The levels of impact are:
1, changes in culture and management mode
Changes in companies and enterprises will inevitably change corporate culture. At this time, it may be necessary to adapt to the new corporate culture and management model.
2. Management transformation
Leadership is the key to change the working mode of the company, so the acquisition company will inevitably let its own managers replace the employees of the acquisition company; As a subordinate, you should learn to get along with the new leader.
3. Changes in wages and benefits
In terms of salary and benefits, it also means change. There are two possibilities: one is that the existing salary and benefits will remain unchanged, and the other is that they will be implemented according to the new salary and benefits formulated by the acquiring company.
4. Changes in rules and operation modes
Great changes have taken place in the way of working. In the past, it may be required to be simple and clear, but now it may be required to be more detailed and specific, and the meeting time will be increased.
When the company is acquired, the boss may not go bankrupt. It may be carried out by shareholders based on the needs of asset restructuring or management. Bankruptcy means that when the company's property is insufficient to pay the owed property, it can apply to the court for bankruptcy by itself or by creditors.
Legal basis: Measures for the Administration of Acquisition of Listed Companies
Article 2 The acquisition of listed companies and the related changes in equity of shares must abide by laws, administrative regulations and the provisions of China Securities Regulatory Commission (hereinafter referred to as China Securities Regulatory Commission). The parties concerned shall be honest and trustworthy, abide by social morality and business ethics, consciously safeguard the order of the securities market, and accept the supervision of the government and the public.

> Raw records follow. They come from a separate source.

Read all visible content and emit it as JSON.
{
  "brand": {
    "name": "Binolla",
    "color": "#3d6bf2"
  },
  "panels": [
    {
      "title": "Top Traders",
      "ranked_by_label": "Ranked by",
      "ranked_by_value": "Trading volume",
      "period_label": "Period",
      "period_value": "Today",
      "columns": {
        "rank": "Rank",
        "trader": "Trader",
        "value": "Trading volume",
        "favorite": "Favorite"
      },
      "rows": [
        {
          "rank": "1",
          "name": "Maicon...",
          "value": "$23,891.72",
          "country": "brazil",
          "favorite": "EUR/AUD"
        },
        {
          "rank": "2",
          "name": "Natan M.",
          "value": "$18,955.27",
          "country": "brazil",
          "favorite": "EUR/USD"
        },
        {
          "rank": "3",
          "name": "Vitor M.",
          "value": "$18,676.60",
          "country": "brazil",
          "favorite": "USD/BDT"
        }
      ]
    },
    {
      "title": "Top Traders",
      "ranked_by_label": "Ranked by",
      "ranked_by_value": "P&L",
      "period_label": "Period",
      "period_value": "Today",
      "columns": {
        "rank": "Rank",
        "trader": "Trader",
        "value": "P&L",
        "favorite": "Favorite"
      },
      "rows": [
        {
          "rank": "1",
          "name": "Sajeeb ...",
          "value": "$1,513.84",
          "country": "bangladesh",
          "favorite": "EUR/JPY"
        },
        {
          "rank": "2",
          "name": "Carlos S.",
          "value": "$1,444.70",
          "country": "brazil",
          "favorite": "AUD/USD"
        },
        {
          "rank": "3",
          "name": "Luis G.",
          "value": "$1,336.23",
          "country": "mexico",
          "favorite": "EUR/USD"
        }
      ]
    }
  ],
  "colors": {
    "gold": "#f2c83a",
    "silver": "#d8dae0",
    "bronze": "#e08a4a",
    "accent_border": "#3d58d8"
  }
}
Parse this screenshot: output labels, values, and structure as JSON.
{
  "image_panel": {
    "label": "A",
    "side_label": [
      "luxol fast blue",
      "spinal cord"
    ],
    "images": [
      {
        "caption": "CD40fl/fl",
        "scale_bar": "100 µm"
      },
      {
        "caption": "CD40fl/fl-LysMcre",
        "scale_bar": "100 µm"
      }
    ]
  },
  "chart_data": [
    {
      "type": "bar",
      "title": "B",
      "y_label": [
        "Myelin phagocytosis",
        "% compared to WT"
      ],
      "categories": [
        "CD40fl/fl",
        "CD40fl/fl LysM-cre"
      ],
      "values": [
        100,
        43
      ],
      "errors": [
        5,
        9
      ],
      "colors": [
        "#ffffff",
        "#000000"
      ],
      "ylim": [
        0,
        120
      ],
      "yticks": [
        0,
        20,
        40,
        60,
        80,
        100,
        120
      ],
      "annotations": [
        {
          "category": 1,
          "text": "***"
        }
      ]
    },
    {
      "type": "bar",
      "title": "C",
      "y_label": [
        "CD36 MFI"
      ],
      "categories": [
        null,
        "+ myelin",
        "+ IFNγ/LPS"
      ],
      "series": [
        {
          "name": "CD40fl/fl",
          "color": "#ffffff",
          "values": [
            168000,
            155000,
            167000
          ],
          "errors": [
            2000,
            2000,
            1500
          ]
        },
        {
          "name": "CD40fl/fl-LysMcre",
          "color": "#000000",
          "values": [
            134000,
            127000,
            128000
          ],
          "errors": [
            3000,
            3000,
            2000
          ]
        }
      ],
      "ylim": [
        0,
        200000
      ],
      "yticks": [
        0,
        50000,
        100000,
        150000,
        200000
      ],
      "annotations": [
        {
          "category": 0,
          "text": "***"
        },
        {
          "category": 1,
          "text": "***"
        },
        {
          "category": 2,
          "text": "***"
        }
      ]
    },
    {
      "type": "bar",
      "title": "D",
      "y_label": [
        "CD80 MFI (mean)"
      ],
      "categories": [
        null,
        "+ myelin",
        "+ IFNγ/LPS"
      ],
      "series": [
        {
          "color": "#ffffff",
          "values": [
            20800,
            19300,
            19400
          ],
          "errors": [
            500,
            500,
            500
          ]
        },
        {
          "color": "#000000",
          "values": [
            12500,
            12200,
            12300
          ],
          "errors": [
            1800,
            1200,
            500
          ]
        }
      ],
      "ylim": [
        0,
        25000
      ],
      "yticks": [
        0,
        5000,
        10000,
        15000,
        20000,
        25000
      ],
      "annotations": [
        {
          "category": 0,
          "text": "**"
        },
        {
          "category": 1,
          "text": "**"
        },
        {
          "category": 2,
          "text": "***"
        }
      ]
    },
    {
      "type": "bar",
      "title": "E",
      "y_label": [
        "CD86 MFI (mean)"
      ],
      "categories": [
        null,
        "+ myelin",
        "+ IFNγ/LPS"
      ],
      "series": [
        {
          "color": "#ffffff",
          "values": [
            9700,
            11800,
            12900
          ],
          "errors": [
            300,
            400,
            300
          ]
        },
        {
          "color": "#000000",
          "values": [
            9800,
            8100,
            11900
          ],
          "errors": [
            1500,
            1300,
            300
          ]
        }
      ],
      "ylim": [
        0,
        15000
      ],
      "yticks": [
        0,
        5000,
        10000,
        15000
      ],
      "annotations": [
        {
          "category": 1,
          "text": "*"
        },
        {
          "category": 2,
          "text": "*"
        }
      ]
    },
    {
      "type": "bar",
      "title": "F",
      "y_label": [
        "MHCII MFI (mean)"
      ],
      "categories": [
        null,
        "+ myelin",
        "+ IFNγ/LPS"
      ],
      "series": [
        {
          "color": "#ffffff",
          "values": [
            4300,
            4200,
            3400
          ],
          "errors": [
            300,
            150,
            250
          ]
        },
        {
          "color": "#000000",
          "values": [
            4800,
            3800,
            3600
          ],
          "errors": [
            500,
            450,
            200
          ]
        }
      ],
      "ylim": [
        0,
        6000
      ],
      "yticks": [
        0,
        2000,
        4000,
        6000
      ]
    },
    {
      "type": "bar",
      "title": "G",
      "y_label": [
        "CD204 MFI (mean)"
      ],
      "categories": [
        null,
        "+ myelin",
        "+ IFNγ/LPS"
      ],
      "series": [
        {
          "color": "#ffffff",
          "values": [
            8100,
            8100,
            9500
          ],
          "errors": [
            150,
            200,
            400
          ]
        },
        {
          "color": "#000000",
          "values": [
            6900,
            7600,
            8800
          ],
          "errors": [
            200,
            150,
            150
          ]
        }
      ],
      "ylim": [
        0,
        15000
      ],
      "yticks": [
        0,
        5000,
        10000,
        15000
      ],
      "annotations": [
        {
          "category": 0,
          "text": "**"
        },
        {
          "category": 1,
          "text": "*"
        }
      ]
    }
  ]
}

Article 3 The acquisition of listed companies and the changes of relevant shares' rights and interests must follow the principles of openness, fairness and impartiality.
The information disclosure obligor in the acquisition of a listed company and the change of relevant shares' rights and interests shall fully disclose their rights and interests in the listed company and their changes, and perform legal obligations such as reports and announcements in strict accordance with the law. Before the relevant information is made public, it is obliged to keep it confidential.
The information reported and announced by the information disclosure obligor must be true, accurate and complete, and there shall be no false records, misleading statements or major omissions.